Fasting Day 20 of 40 | Fourth Thursday of Lent
“But the earlier governors—those preceding me—placed a heavy burden on the people and took forty shekels of silver from them in addition to food and wine. Their assistants also lorded it over the people. But out of reverence for God, I did not act like that.” Nehemiah 5:15
In his effort to rebuild the walls and God’s people, Nehemiah had to set a different example than the gluttonous governors before him. For many of us, this passage rings relevant. We serve in places where people in authority abuse their power and privilege. What do we do?

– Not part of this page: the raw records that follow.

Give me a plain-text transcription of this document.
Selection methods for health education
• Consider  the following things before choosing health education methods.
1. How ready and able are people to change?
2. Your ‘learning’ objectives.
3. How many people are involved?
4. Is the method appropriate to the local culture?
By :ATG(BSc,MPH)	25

In his Pastoral Rule, Gregory offers this answer. “The gluttonous are to be admonished, that in giving themselves to the enjoyment of dainties, they pierce not themselves through with the sword of lechery; and that they perceive how great loquacity, how great levity of mind, lie in wait for them through eating, lest while they softly serve the belly they become cruelly bound in the nooses of vice.”
Gregory the Great (c. 540-604) in The Book of Pastoral Rule (Popular Patristics Series; New York: St. Vladimir’s Seminary Press, 2007) p. 119.

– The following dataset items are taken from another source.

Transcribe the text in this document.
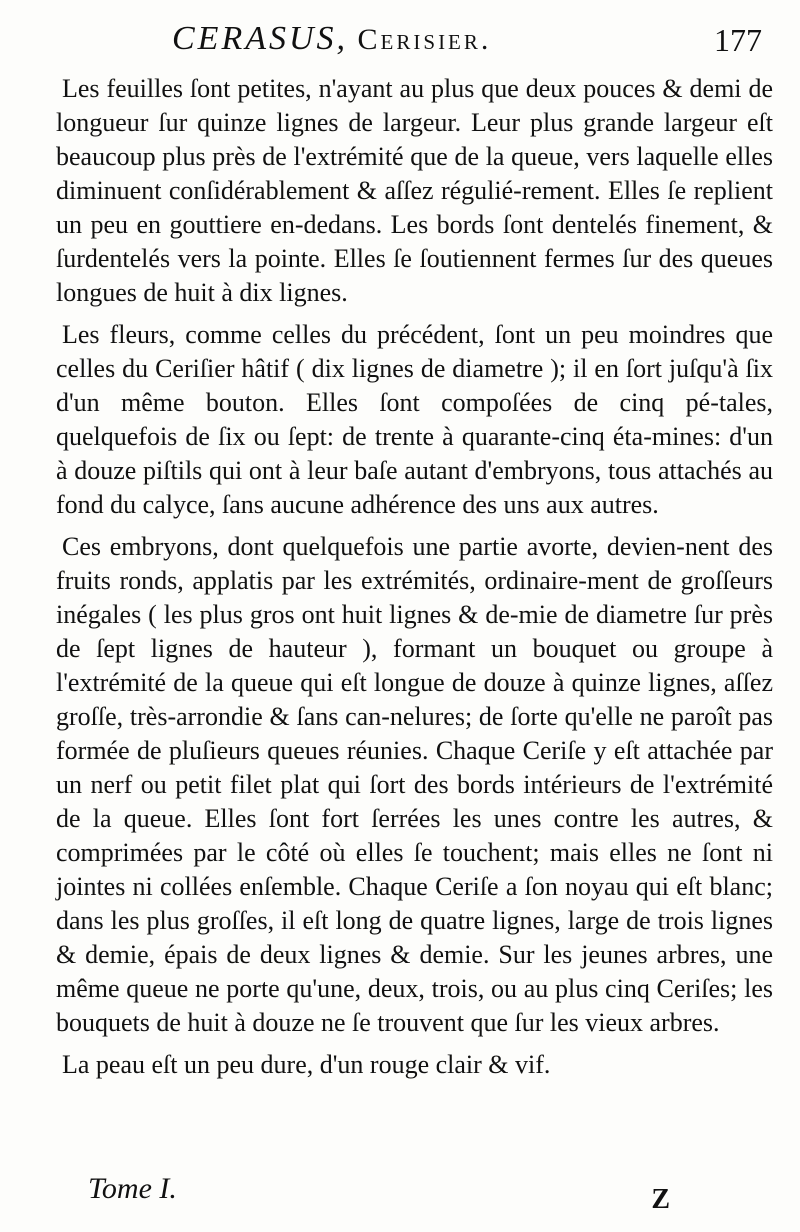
CERASUS, Cerisier.	177

Les feuilles ſont petites, n'ayant au plus que deux pouces & demi de longueur ſur quinze lignes de largeur. Leur plus grande largeur eſt beaucoup plus près de l'extrémité que de la queue, vers laquelle elles diminuent conſidérablement & aſſez régulié-rement. Elles ſe replient un peu en gouttiere en-dedans. Les bords ſont dentelés finement, & ſurdentelés vers la pointe. Elles ſe ſoutiennent fermes ſur des queues longues de huit à dix lignes.

Les fleurs, comme celles du précédent, ſont un peu moindres que celles du Ceriſier hâtif ( dix lignes de diametre ); il en ſort juſqu'à ſix d'un même bouton. Elles ſont compoſées de cinq pé-tales, quelquefois de ſix ou ſept: de trente à quarante-cinq éta-mines: d'un à douze piſtils qui ont à leur baſe autant d'embryons, tous attachés au fond du calyce, ſans aucune adhérence des uns aux autres.

Ces embryons, dont quelquefois une partie avorte, devien-nent des fruits ronds, applatis par les extrémités, ordinaire-ment de groſſeurs inégales ( les plus gros ont huit lignes & de-mie de diametre ſur près de ſept lignes de hauteur ), formant un bouquet ou groupe à l'extrémité de la queue qui eſt longue de douze à quinze lignes, aſſez groſſe, très-arrondie & ſans can-nelures; de ſorte qu'elle ne paroît pas formée de pluſieurs queues réunies. Chaque Ceriſe y eſt attachée par un nerf ou petit filet plat qui ſort des bords intérieurs de l'extrémité de la queue. Elles ſont fort ſerrées les unes contre les autres, & comprimées par le côté où elles ſe touchent; mais elles ne ſont ni jointes ni collées enſemble. Chaque Ceriſe a ſon noyau qui eſt blanc; dans les plus groſſes, il eſt long de quatre lignes, large de trois lignes & demie, épais de deux lignes & demie. Sur les jeunes arbres, une même queue ne porte qu'une, deux, trois, ou au plus cinq Ceriſes; les bouquets de huit à douze ne ſe trouvent que ſur les vieux arbres.

La peau eſt un peu dure, d'un rouge clair & vif.

Tome I.	Z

We fast in Lent because our human tendency leans toward serving our belly. Pastors and people in authority or oversight do well to remind others that when we serve our belly we become “cruelly bound in the nooses of vice.” Our desires control and destroy us. It took place in the days of Nehemiah and still happens today. Don’t let it happen to you.
God, teach me to act different like Nehemiah. Amen.
Fasting tells our body that we will not be ruled by our desires. It builds discipline in us. Sit with the Holy Spirit. What areas of your life needs this discipline. Do games, social media, TV, or other desires control you?